Peneliti Center for Indonesian Policy Studies (CIPS) Novani Karina menjelaskan, peraturan terkait impor bawang putih sebaiknya dievaluasi pemberlakuannya. "Mau dari segi manapun, baik secara on-farm maupun off-farm, Indonesia tidak mampu mengejar swasembada bawang putih," ujarnya melalui keterangan tertulisnya, Selasa (17/7).
Selain itu, restriksi cenderung hanya sebagai alasan penunjukan importir dan kuota impor bawang putih serta syarat wajib tanam bawang putih sebesar 5% dari total impor.

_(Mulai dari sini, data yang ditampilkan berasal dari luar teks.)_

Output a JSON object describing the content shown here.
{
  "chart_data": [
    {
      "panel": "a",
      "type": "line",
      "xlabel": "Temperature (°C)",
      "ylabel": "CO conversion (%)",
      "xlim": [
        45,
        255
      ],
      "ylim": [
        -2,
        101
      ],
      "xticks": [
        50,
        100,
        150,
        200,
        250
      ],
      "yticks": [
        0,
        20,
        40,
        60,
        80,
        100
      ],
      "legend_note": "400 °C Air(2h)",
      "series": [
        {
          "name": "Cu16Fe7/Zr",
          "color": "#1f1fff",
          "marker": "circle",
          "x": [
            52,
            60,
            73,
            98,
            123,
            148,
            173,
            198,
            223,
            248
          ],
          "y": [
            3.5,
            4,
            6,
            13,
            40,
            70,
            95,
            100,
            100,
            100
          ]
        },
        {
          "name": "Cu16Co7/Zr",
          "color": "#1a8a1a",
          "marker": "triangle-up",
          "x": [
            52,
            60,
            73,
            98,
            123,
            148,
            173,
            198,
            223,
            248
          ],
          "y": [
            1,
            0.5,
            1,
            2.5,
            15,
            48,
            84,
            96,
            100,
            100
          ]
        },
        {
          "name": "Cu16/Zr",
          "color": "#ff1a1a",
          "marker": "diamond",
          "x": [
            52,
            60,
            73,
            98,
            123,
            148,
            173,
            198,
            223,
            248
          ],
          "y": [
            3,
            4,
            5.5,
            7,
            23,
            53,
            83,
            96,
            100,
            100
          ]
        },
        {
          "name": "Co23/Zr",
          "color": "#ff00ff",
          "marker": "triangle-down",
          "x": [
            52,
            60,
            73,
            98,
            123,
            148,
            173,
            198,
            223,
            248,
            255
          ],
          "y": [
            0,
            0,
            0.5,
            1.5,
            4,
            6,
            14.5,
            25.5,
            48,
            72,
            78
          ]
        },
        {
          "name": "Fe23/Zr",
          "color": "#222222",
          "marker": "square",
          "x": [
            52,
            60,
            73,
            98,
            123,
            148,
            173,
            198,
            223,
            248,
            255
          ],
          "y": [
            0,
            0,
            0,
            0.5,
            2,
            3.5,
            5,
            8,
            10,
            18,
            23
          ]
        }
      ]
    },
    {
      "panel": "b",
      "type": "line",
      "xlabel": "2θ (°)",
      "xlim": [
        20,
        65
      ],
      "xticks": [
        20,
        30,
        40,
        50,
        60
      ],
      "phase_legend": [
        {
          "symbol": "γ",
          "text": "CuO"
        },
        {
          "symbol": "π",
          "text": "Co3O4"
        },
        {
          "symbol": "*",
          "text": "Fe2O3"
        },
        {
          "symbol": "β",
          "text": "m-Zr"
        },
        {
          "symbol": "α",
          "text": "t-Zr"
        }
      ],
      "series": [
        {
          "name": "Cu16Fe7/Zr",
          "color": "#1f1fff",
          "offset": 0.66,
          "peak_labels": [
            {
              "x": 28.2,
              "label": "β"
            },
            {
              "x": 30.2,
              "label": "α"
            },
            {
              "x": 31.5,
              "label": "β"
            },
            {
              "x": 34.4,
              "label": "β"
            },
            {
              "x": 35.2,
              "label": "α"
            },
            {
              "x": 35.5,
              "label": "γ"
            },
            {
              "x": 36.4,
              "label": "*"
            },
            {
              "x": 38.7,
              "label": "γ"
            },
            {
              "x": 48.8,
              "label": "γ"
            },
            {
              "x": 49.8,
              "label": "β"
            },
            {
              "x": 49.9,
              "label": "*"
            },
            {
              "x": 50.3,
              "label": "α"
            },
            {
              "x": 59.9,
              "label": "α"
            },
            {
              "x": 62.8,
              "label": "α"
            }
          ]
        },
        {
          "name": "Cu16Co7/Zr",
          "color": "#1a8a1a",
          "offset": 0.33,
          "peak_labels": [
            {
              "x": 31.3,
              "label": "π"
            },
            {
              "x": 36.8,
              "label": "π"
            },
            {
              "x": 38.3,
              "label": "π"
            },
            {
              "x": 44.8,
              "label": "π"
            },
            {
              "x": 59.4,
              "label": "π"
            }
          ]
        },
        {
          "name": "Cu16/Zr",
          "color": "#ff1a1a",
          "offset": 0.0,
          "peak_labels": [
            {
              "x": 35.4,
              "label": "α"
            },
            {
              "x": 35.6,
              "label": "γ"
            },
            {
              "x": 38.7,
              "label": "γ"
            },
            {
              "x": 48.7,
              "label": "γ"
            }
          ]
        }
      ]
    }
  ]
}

Akibatnya, struktur pasar menjadi tidak kompetitif dan membuka peluang lebar memanipulasi ketersediaan dan harga produksi bawang putih.
"Skema manipulasi harga oleh importir dan rantai distribusi yang panjang, merupakan penyebab utama kerugian yang harus diderita konsumen bawang putih. Belum lagi ditambah kewajiban tanam bawang putih yang dibebankan kepada importir semakin menambah cost of production yang pada akhirnya dibebankan lagi kepada konsumen," ujarnya.
Indonesia menghadapi tantangan swasembada bawang putih. Selain semakin terbatasnya lahan, banyaknya alih fungsi lahan pertanian karena cuaca dan kondisi tanah yang tidak produktif juga ikut memengaruhi. Belum lagi kurangnya insentif untuk petani dalam menanam bawang putih. Hal ini berujung pada kegagalan para importir untuk memenuhi kewajiban mereka terkait menanam bawang putih secara proporsional terhadap jumlah impor.